The one who follows me will baptise you with the Holy Spirit and fire.Matthew 3:11
Begin with a few moments of quiet.
The intention is to open yourself to the presence of God within you and among those gathered. The desire to be open to God is itself the desire of God to break through into your awareness of the presence of God within.
Invite all present to sit comfortably.
Bringing our attention to our breath…….deepening it for a moment…… we are going to do so for three full breaths, drawing the breath all the way in …. feeling it filling your body……focusing on that moment where it stops drawing in and before the body begins exhaling again….. the transition point between the end of one moment and the beginning of another……allowing it all the way out and again focusing on the transition point….the end of one moment and the beginning of another…….
Now return to breathing normally and make the sign of the cross:
In the name of the Father and of the Son and of the Holy Spirit. Amen
Invite each person present to take a few moments to reflect on:
Where in the past week did I encounter God in my life?
Where in the past week did I inhibit God in my life?
Allow time in quiet for this and then, after a few moments, invite those present to share on this, if they are comfortable to do so. If you like to have some quiet music playing during this click below.
An introduction to the Gospel
The authentic response to Jesus is indeed the kind of transforming repentance or change of heart that John is asking for.Sean Goan – Let the Reader Understand
The prophet’s hope for a new world might seem like an impossible dream but, considering the great event of Christmas when heaven and earth are joined in the birth of God’s Son, we come to understand that indeed nothing is impossible to God. We also see that since we have been loved so much then we too should seek to love one another and that is the only repentance worth talking about.
Read the Gospel
In due course John the Baptist appeared; he preached in the wilderness of Judaea and this was his message: ‘Repent, for the kingdom of heaven is close at hand.’ This was the man the prophet Isaiah spoke of when he said:
A voice cries in the wilderness:
Prepare a way for the Lord,
make his paths straight.
This man John wore a garment made of camel-hair with a leather belt round his waist, and his food was locusts and wild honey. Then Jerusalem and all Judaea and the whole Jordan district made their way to him, and as they were baptised by him in the river Jordan they confessed their sins.
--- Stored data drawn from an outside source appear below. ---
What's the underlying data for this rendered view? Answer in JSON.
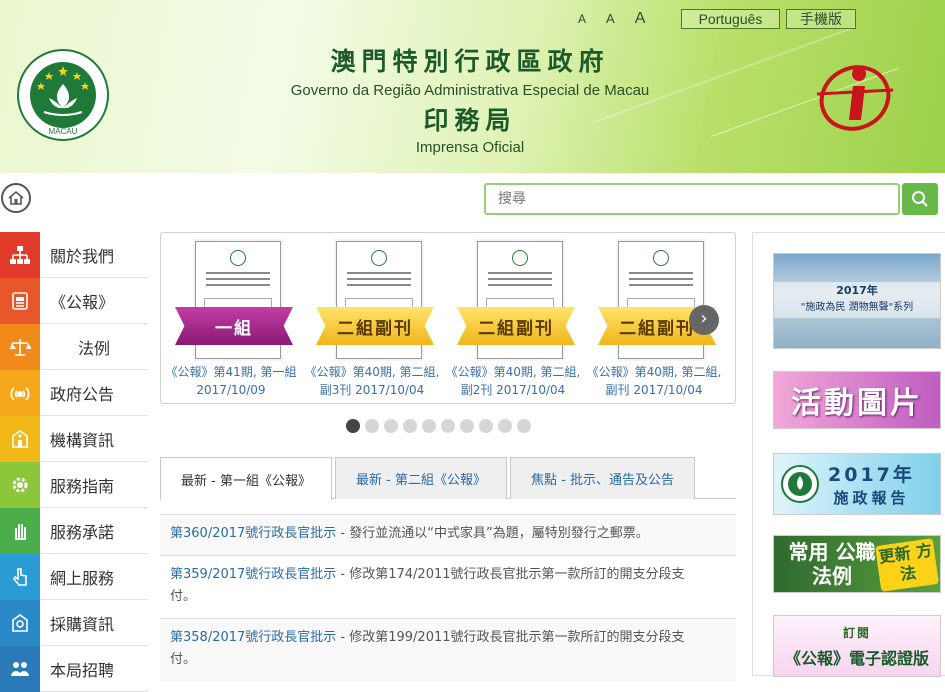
{
  "header": {
    "title_zh": "澳門特別行政區政府",
    "title_pt": "Governo da Região Administrativa Especial de Macau",
    "dept_zh": "印務局",
    "dept_pt": "Imprensa Oficial",
    "font_sizes": [
      "A",
      "A",
      "A"
    ],
    "lang_button": "Português",
    "mobile_button": "手機版",
    "emblem_text": "MACAU"
  },
  "search": {
    "placeholder": "搜尋"
  },
  "sidebar": {
    "items": [
      {
        "label": "關於我們",
        "icon": "org-chart-icon",
        "color": "#e23a2a"
      },
      {
        "label": "《公報》",
        "icon": "gazette-icon",
        "color": "#e8562a"
      },
      {
        "label": "法例",
        "icon": "scales-icon",
        "color": "#f08a1a"
      },
      {
        "label": "政府公告",
        "icon": "broadcast-icon",
        "color": "#f5a81a"
      },
      {
        "label": "機構資訊",
        "icon": "building-icon",
        "color": "#f2b81a"
      },
      {
        "label": "服務指南",
        "icon": "gear-icon",
        "color": "#8cc63a"
      },
      {
        "label": "服務承諾",
        "icon": "hand-icon",
        "color": "#4cae4a"
      },
      {
        "label": "網上服務",
        "icon": "pointer-hand-icon",
        "color": "#2a9bd4"
      },
      {
        "label": "採購資訊",
        "icon": "cart-icon",
        "color": "#2a8ac8"
      },
      {
        "label": "本局招聘",
        "icon": "people-icon",
        "color": "#2a7ab8"
      }
    ]
  },
  "carousel": {
    "slides": [
      {
        "ribbon": "一組",
        "style": "purple",
        "caption": "《公報》第41期, 第一組 2017/10/09"
      },
      {
        "ribbon": "二組副刊",
        "style": "gold",
        "caption": "《公報》第40期, 第二組, 副3刊 2017/10/04"
      },
      {
        "ribbon": "二組副刊",
        "style": "gold",
        "caption": "《公報》第40期, 第二組, 副2刊 2017/10/04"
      },
      {
        "ribbon": "二組副刊",
        "style": "gold",
        "caption": "《公報》第40期, 第二組, 副刊 2017/10/04"
      }
    ],
    "next_glyph": "›",
    "dot_count": 10,
    "active_dot": 0
  },
  "tabs": [
    {
      "label": "最新 - 第一組《公報》",
      "active": true
    },
    {
      "label": "最新 - 第二組《公報》",
      "active": false
    },
    {
      "label": "焦點 - 批示、通告及公告",
      "active": false
    }
  ],
  "news": [
    {
      "link": "第360/2017號行政長官批示",
      "text": " - 發行並流通以“中式家具”為題，屬特別發行之郵票。"
    },
    {
      "link": "第359/2017號行政長官批示",
      "text": " - 修改第174/2011號行政長官批示第一款所訂的開支分段支付。"
    },
    {
      "link": "第358/2017號行政長官批示",
      "text": " - 修改第199/2011號行政長官批示第一款所訂的開支分段支付。"
    }
  ],
  "banners": {
    "b1_title": "2017年",
    "b1_sub": "\"施政為民 潤物無聲\"系列",
    "b2": "活動圖片",
    "b3_l1": "2017年",
    "b3_l2": "施政報告",
    "b4_title": "常用 公職法例",
    "b4_tag": "更新 方法",
    "b5_l1": "訂閱",
    "b5_l2": "《公報》電子認證版"
  },
  "colors": {
    "accent_green": "#68b84a",
    "link_blue": "#2a6aa8"
  }
}
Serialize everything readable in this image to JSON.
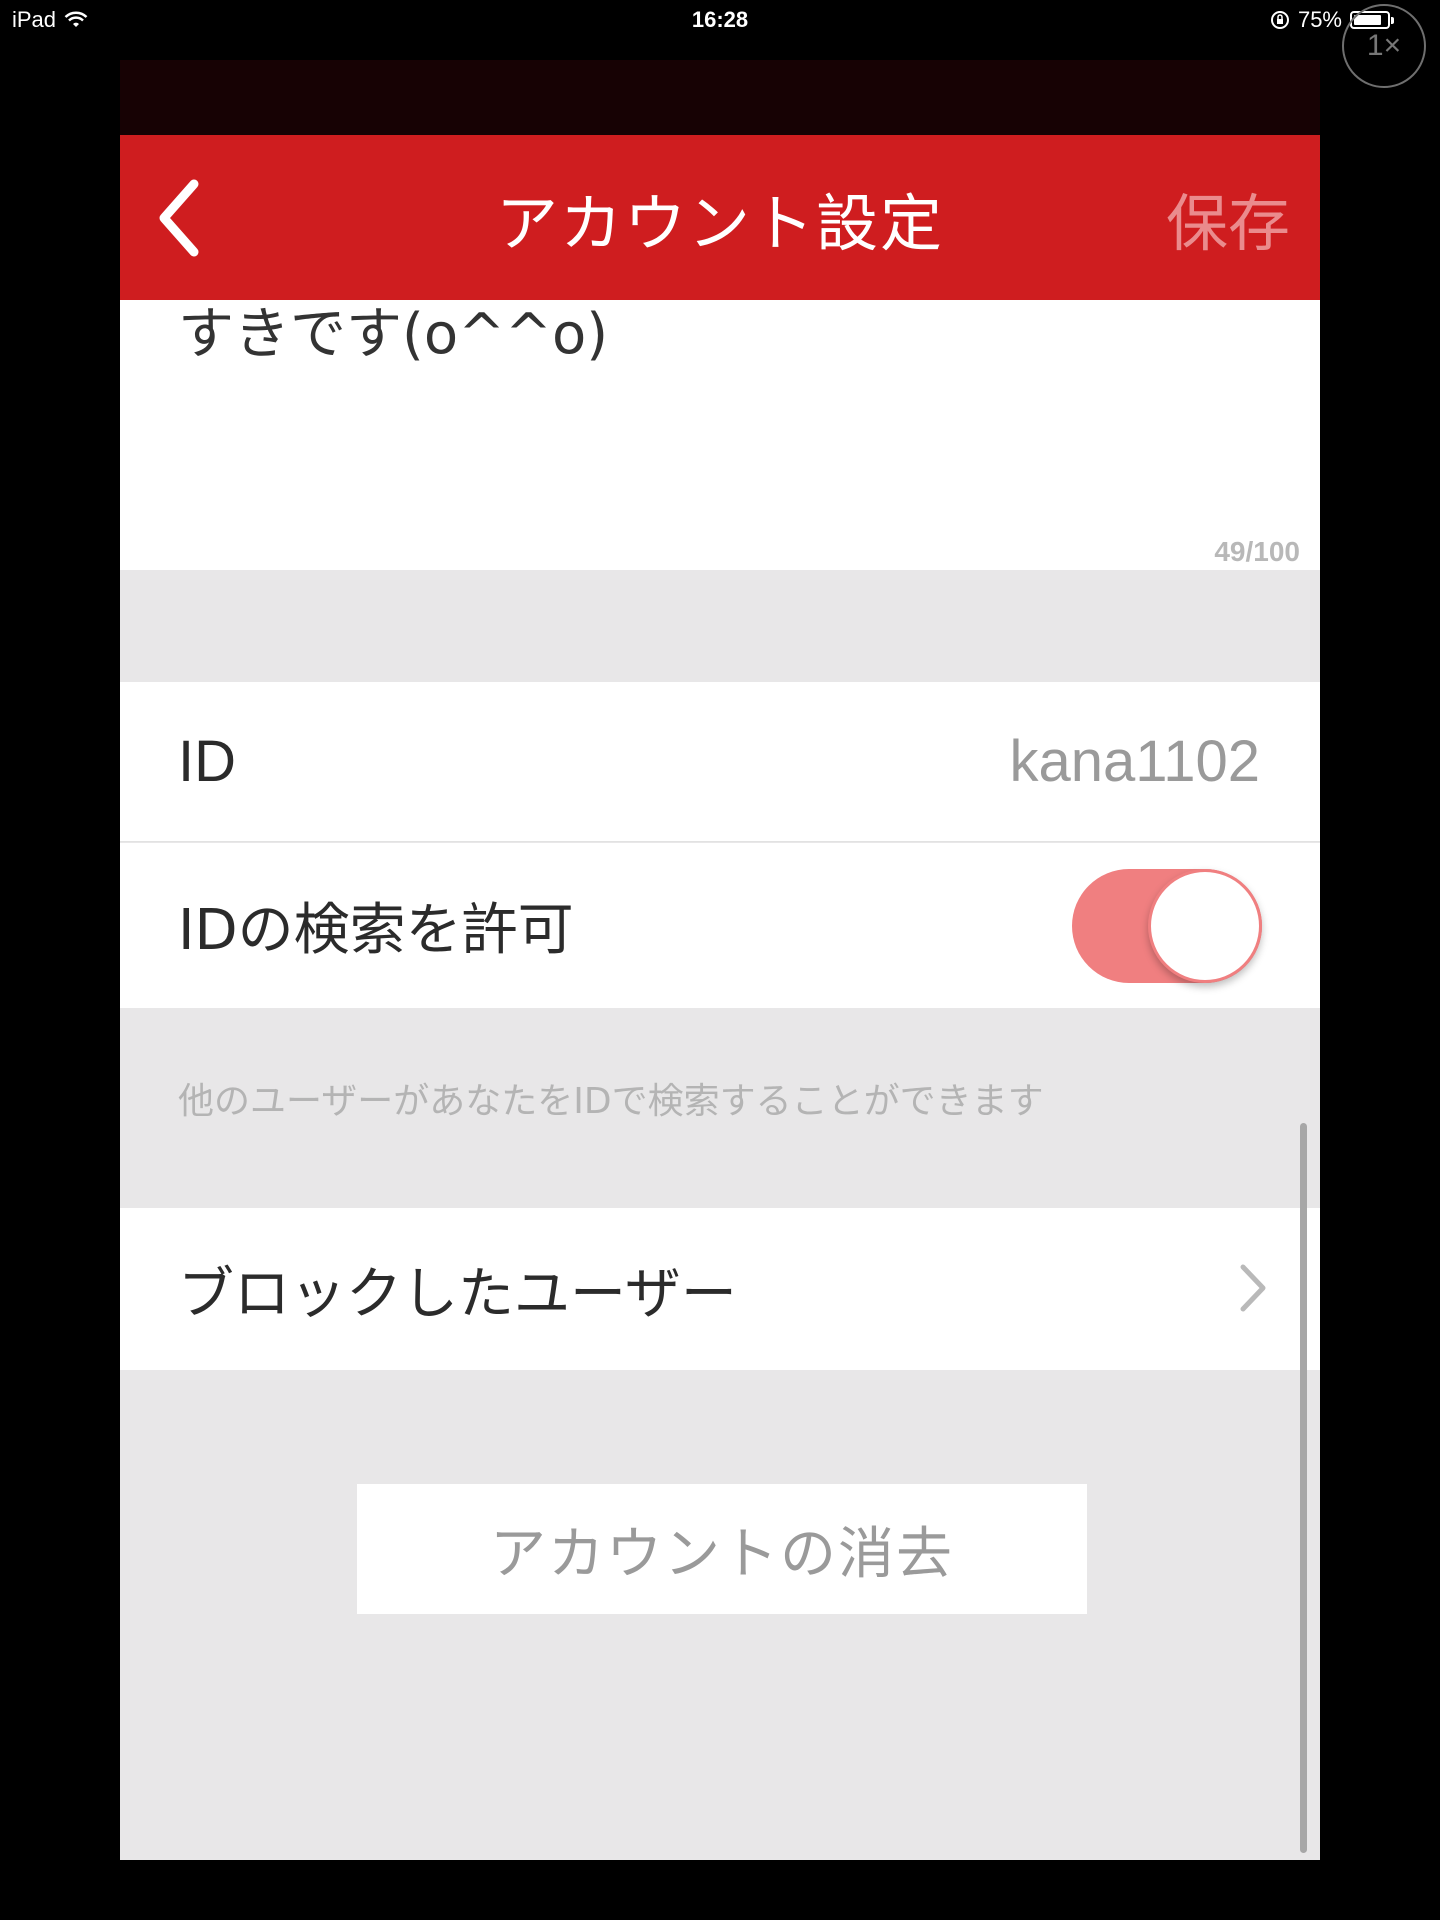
{
  "status_bar": {
    "device": "iPad",
    "time": "16:28",
    "battery": "75%",
    "battery_level": 0.75
  },
  "zoom_badge": {
    "label": "1×"
  },
  "nav": {
    "title": "アカウント設定",
    "save_label": "保存",
    "back_icon": "chevron-left-icon"
  },
  "profile": {
    "bio_text": "すきです(o^^o)",
    "bio_counter": "49/100"
  },
  "settings": {
    "id_label": "ID",
    "id_value": "kana1102",
    "search_label": "IDの検索を許可",
    "search_enabled": true,
    "search_hint": "他のユーザーがあなたをIDで検索することができます",
    "blocked_label": "ブロックしたユーザー"
  },
  "actions": {
    "delete_label": "アカウントの消去"
  },
  "colors": {
    "nav_background": "#cf1d1f",
    "toggle_on": "#f07f80",
    "page_background": "#e8e7e8"
  }
}
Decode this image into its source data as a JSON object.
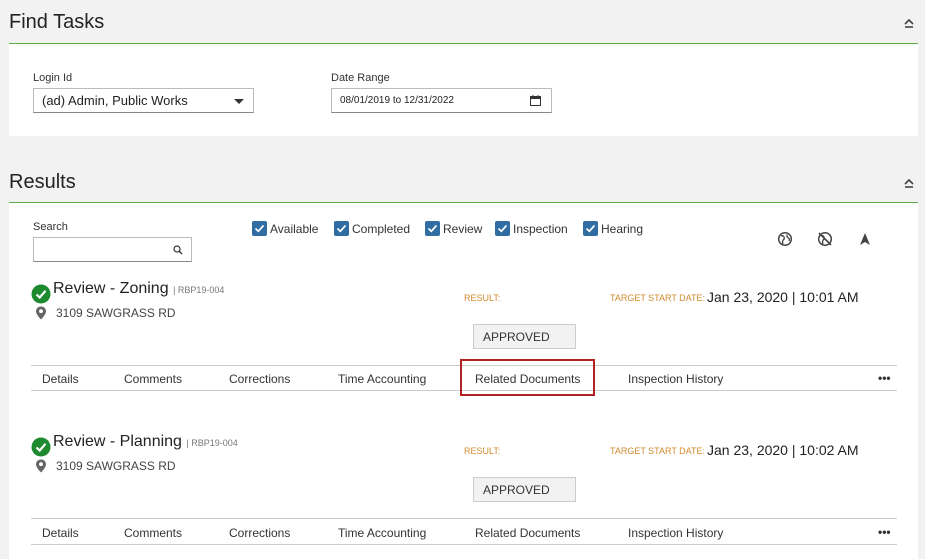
{
  "find_tasks": {
    "title": "Find Tasks",
    "login_label": "Login Id",
    "login_value": "(ad) Admin, Public Works",
    "date_label": "Date Range",
    "date_value": "08/01/2019 to 12/31/2022"
  },
  "results": {
    "title": "Results",
    "search_label": "Search",
    "search_value": "",
    "filters": [
      "Available",
      "Completed",
      "Review",
      "Inspection",
      "Hearing"
    ],
    "tools": [
      "globe-icon",
      "globe-off-icon",
      "navigation-arrow-icon"
    ]
  },
  "tasks": [
    {
      "title": "Review - Zoning",
      "code": "| RBP19-004",
      "address": "3109 SAWGRASS RD",
      "result_label": "RESULT:",
      "result_value": "APPROVED",
      "target_label": "TARGET START DATE:",
      "target_value": "Jan 23, 2020 | 10:01 AM"
    },
    {
      "title": "Review - Planning",
      "code": "| RBP19-004",
      "address": "3109 SAWGRASS RD",
      "result_label": "RESULT:",
      "result_value": "APPROVED",
      "target_label": "TARGET START DATE:",
      "target_value": "Jan 23, 2020 | 10:02 AM"
    }
  ],
  "task_tabs": [
    "Details",
    "Comments",
    "Corrections",
    "Time Accounting",
    "Related Documents",
    "Inspection History"
  ],
  "more_label": "•••",
  "colors": {
    "accent_green": "#5cab4a",
    "checkbox_blue": "#2f6da3",
    "status_green": "#1e8a2f",
    "label_orange": "#d08a2e",
    "highlight_red": "#b22222"
  }
}
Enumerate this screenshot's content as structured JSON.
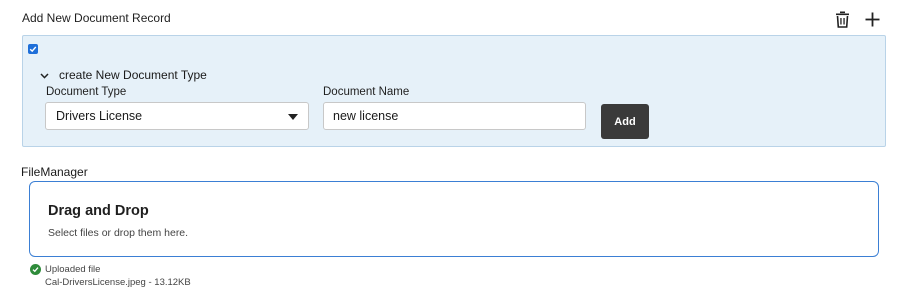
{
  "page": {
    "title": "Add New Document Record"
  },
  "header_actions": {
    "delete_icon": "trash-icon",
    "add_icon": "plus-icon"
  },
  "record": {
    "checked": true,
    "section_label": "create New Document Type",
    "document_type": {
      "label": "Document Type",
      "selected": "Drivers License"
    },
    "document_name": {
      "label": "Document Name",
      "value": "new license"
    },
    "add_button": "Add"
  },
  "file_manager": {
    "label": "FileManager",
    "dropzone_title": "Drag and Drop",
    "dropzone_hint": "Select files or drop them here.",
    "status": "Uploaded file",
    "file": "Cal-DriversLicense.jpeg - 13.12KB"
  },
  "colors": {
    "panel_bg": "#e6f1f9",
    "accent": "#3b7fd4",
    "button_bg": "#3a3a3a",
    "success": "#2e8b3a"
  }
}
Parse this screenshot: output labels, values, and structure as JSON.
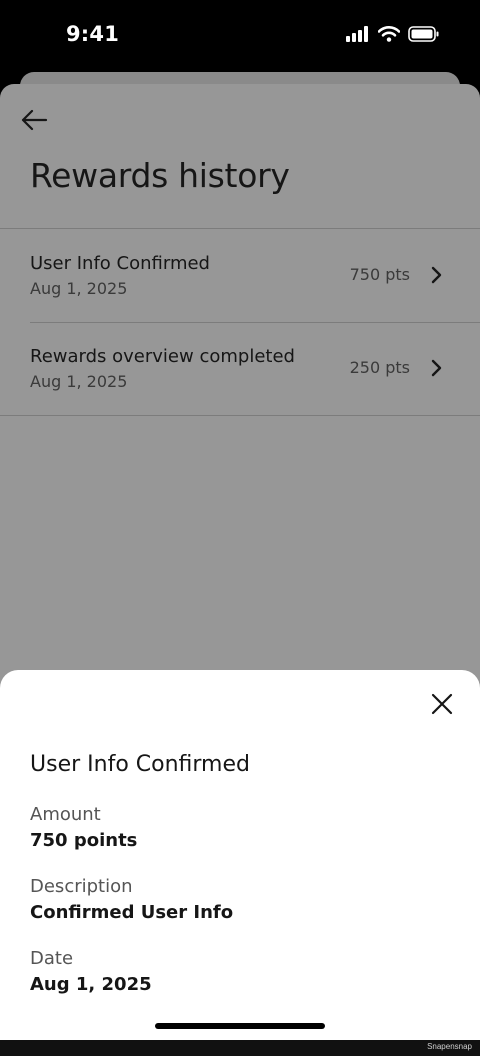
{
  "status_bar": {
    "time": "9:41",
    "icons": [
      "cellular-signal-icon",
      "wifi-icon",
      "battery-icon"
    ]
  },
  "header": {
    "back_icon": "arrow-left-icon",
    "title": "Rewards history"
  },
  "history": [
    {
      "title": "User Info Confirmed",
      "date": "Aug 1, 2025",
      "points": "750 pts"
    },
    {
      "title": "Rewards overview completed",
      "date": "Aug 1, 2025",
      "points": "250 pts"
    }
  ],
  "sheet": {
    "close_icon": "close-icon",
    "title": "User Info Confirmed",
    "amount_label": "Amount",
    "amount_value": "750 points",
    "description_label": "Description",
    "description_value": "Confirmed User Info",
    "date_label": "Date",
    "date_value": "Aug 1, 2025"
  },
  "watermark": "Snapensnap",
  "colors": {
    "overlay": "#979797",
    "sheet": "#ffffff",
    "text": "#161616"
  }
}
But when he saw a number of Pharisees and Sadducees coming for baptism he said to them, ‘Brood of vipers, who warned you to fly from the retribution that is coming? But if you are repentant, produce the appropriate fruit, and do not presume to tell yourselves, “We have Abraham for our father,” because, I tell you, God can raise children for Abraham from these stones. Even now the axe is laid to the roots of the trees, so that any tree which fails to produce good fruit will be cut down and thrown on the fire. I baptise you in water for repentance, but the one who follows me is more powerful than I am, and I am not fit to carry his sandals; he will baptise you with the Holy Spirit and fire. His winnowing-fan is in his hand; he will clear his threshing-floor and gather his wheat into the barn; but the chaff he will burn in a fire that will never go out.’
John’s call to ‘repent’ may not excite us, as we’re in a more celebratory mood these weeks, but to repent literally means to turn around, or to return. It does not mean we riddle ourselves with guilt, rather it is an invitation to transformation, to turn
away from what is not life-giving for us and embrace that which helps us to live a full, more balanced life.
“Christian life is a commitment to love, to give birth to God in one’s own life and to become midwives of divinity in this evolving cosmos” (Ilia Delio)
John invites us to declutter our lives and make room for new possibilities. This Advent, what do you hope for? Can you create space for new possibilities, for a new birthing of God in your own life and in the world around you?
Taken from: TRÍONA DOHERTY & JANE MELLETT —Go Deeper
Close the time of prayer with the Our Father
Our Father, who art in heaven,
hallowed be thy name;
thy kingdom come,
thy will be done
on earth as it is in heaven.
Give us this day our daily bread,
and forgive us our trespasses,
as we forgive those who trespass against us;
and lead us not into temptation,
but deliver us from evil.
Take a moment now to bring to mind those you want to share peace with, family, friends, those where your relationship is broken.
Deliver us, Lord, we pray, from every evil,
graciously grant peace in our days,
that, by the help of your mercy,
we may be always free from sin
and safe from all distress,
as we await the blessed hope
and the coming of our Saviour, Jesus Christ. Amen
Fr. Kieran O’Mahony offers a scriptural analysis on the Readings in Written format or on Video
The Spirit of God is seeking to create a newness in our lives, that calls us to a fresh wholeness that requires much letting go of what we have known, and co-creating with God an undreamt-of future for our church, for our world and for ourselves. This does not mean forgetting the past, which has brought us to the present.
The Gospel life is about a new future in God. In an incarnational, evolutionary universe nothing is complete and God is still creating. We are a central part of this creation which is happening in our midst.